Christ the King, who have now won the division three years in a row, collected a total of 59 medals with 23 gold. Its team was the biggest the school has ever assembled for the championship, up from 98 wrestlers last year.

“We’re progressively growing each year,” said Billingsley. “Now it’s part of our school and almost a third of our school is involved in wrestling.”

Whitehorse’s Holy Family Elementary, who won the category every year between 2007 and 2012, came in second with 64 competitors.

Whitehorse’s Ecole Emilie-Tremblay snatched third with 46 wrestlers competing.

Ghuch Tla won the best performing trophy – given to the team with the greatest points-to-wrestlers ratio – with all three of its wrestlers taking a medal. (Only one other team, from Kluane Lake School, had just three wrestlers register.)

This week was the Carcross school’s third time competing and its first trophy.

“I go into the Grade 1-2-3 room and I’ve been doing gym with them for the past six weeks,” said Ghuch Tla coach Cindy Freeman. “I taught them how to wrestle. Unfortunately most of the kids are in Grade 1, but they’re all good for next years, so we might have a strong team coming up next year.”

Representing Ghuch Tla was Seth Smith who captured bronze in the 22 kilo division, Alex Lojang with silver in 27 kilo and Dawson Penner with gold in 34 kilo.

“(Penner) won all five (matches) and he had a couple of pins, so he did really, really good,” said Freeman.

Yukon Montessori School – the “Montessori Maulers” – took second. The school, which had 15 wrestlers, won best performing last year.

Ecole Emilie-Tremblay placed third, possibly becoming the first school ever to place top-three in both divisions in the same year.

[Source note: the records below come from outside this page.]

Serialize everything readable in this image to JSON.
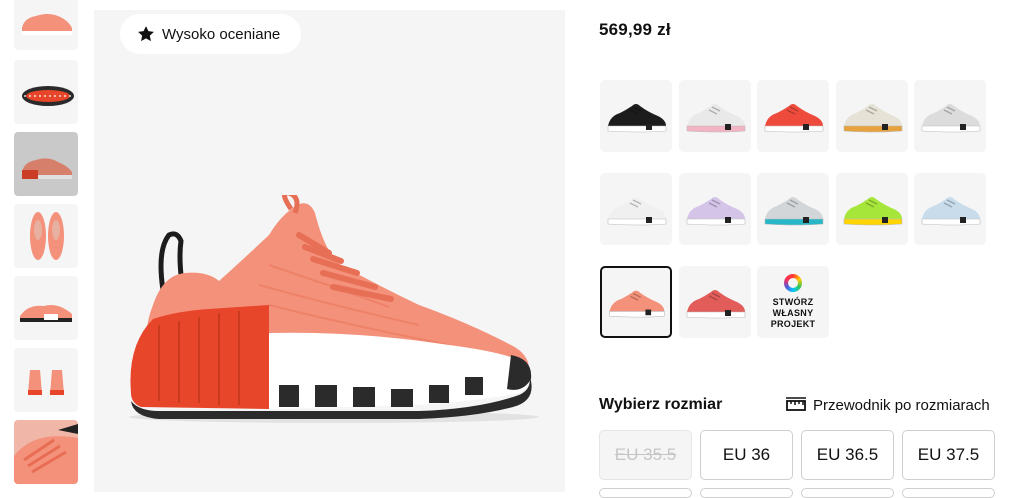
{
  "badge": {
    "label": "Wysoko oceniane",
    "icon": "star-icon"
  },
  "product": {
    "price": "569,99 zł"
  },
  "variants": {
    "custom_label": "STWÓRZ WŁASNY PROJEKT",
    "colors": [
      {
        "name": "black",
        "upper": "#1c1c1c",
        "sole": "#ffffff"
      },
      {
        "name": "white-pink",
        "upper": "#e9e9ea",
        "sole": "#f2b4c3"
      },
      {
        "name": "red",
        "upper": "#ee4b3c",
        "sole": "#ffffff"
      },
      {
        "name": "cream",
        "upper": "#e6e2d6",
        "sole": "#e6a23c"
      },
      {
        "name": "light-grey",
        "upper": "#dcdcdc",
        "sole": "#ffffff"
      },
      {
        "name": "white",
        "upper": "#f0f0f0",
        "sole": "#ffffff"
      },
      {
        "name": "lilac",
        "upper": "#d4c4e8",
        "sole": "#ffffff"
      },
      {
        "name": "grey-teal",
        "upper": "#d2d6d8",
        "sole": "#29b6c6"
      },
      {
        "name": "volt",
        "upper": "#a6e63a",
        "sole": "#ffd400"
      },
      {
        "name": "light-blue",
        "upper": "#c8dceb",
        "sole": "#ffffff"
      },
      {
        "name": "coral-selected",
        "upper": "#f4917a",
        "sole": "#ffffff"
      },
      {
        "name": "red-pattern",
        "upper": "#e25d5a",
        "sole": "#ffffff"
      }
    ]
  },
  "sizes": {
    "title": "Wybierz rozmiar",
    "guide_label": "Przewodnik po rozmiarach",
    "options": [
      {
        "label": "EU 35.5",
        "available": false
      },
      {
        "label": "EU 36",
        "available": true
      },
      {
        "label": "EU 36.5",
        "available": true
      },
      {
        "label": "EU 37.5",
        "available": true
      }
    ]
  },
  "colors": {
    "coral": "#f4917a",
    "orange_heel": "#e8462a",
    "panel_bg": "#f5f5f5"
  }
}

Thirty-three of Emilie-Trambley’s 46 wrestlers captured a medal on Wednesday.

“We lost a few medals because we had three students participating in the Rotary (Music) Festival who missed some of their matches,” said Emilie-Trambley coach Marc Champagne.

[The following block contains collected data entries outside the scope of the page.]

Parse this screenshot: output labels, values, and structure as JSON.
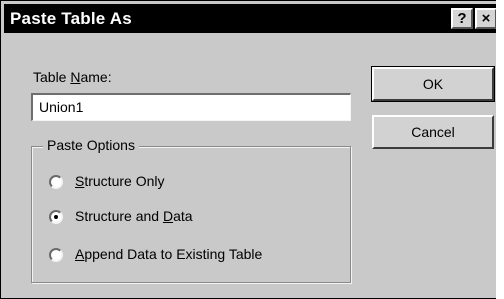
{
  "window": {
    "title": "Paste Table As",
    "help_label": "?",
    "close_label": "×"
  },
  "table_name": {
    "label_prefix": "Table ",
    "label_accel": "N",
    "label_suffix": "ame:",
    "value": "Union1"
  },
  "buttons": {
    "ok": "OK",
    "cancel": "Cancel"
  },
  "paste_options": {
    "group_label": "Paste Options",
    "selected": "Structure and Data",
    "options": [
      {
        "accel": "S",
        "rest": "tructure Only",
        "pre": "",
        "selected": false
      },
      {
        "pre": "Structure and ",
        "accel": "D",
        "rest": "ata",
        "selected": true
      },
      {
        "accel": "A",
        "rest": "ppend Data to Existing Table",
        "pre": "",
        "selected": false
      }
    ]
  }
}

“We started in January this year and we have a lot of teachers who are involved in the wrestling program and every year we try to participate in any training that’s going on. I think everyone is getting more familiar with teaching technique and how to run a practice so we’re more efficient.”

“It’s one of the more popular sports at our school; the kids really love it.”

This year’s championship had a record 21 schools compete, up from 16 last year. There was 17 elementary schools from throughout the territory, including newcomer St. Elias Community School from Haines Junction, plus four high schools.

In fact, the event was previously called the Yukon Elementary Wrestling Championships, but addition of the high schools this year led to a name change.

It’s one of the biggest wrestling events in Canada, said organizer and Holy Family coach Ted Hupe.

“I’ve gone around and around trying to find numbers of major tournaments and none of them are this big and none of them are single-day tournaments,” said Hupe. “Even high school tournaments are not that big. There are tournaments in the States that are 800, 900, but they are multi-day tournaments.

“So this is really unique and there are no other elementary school tournaments in the country … Strange things are done in the land of the midnight sun and this is an example of that,” he added, paraphrasing Robert Service.

Eight high school wrestlers, many of who might go on to represent Yukon at the Arctic Winter Games next year in Greenland, competed at the championship.

Watson Lake Secondary School placed first in points, ahead of Porter Creek Secondary, F.H. Collins Secondary and Vanier Catholic in fourth.

“This year we had great referee participation,” said Hupe. “Not only from the referee community but this year we connected with the F.H. Collins Sports School. They came to Holy Family last week and did a workshop with (wrestling coach) Rob Langmaid … And they volunteered to work at the tournament and helped ref.”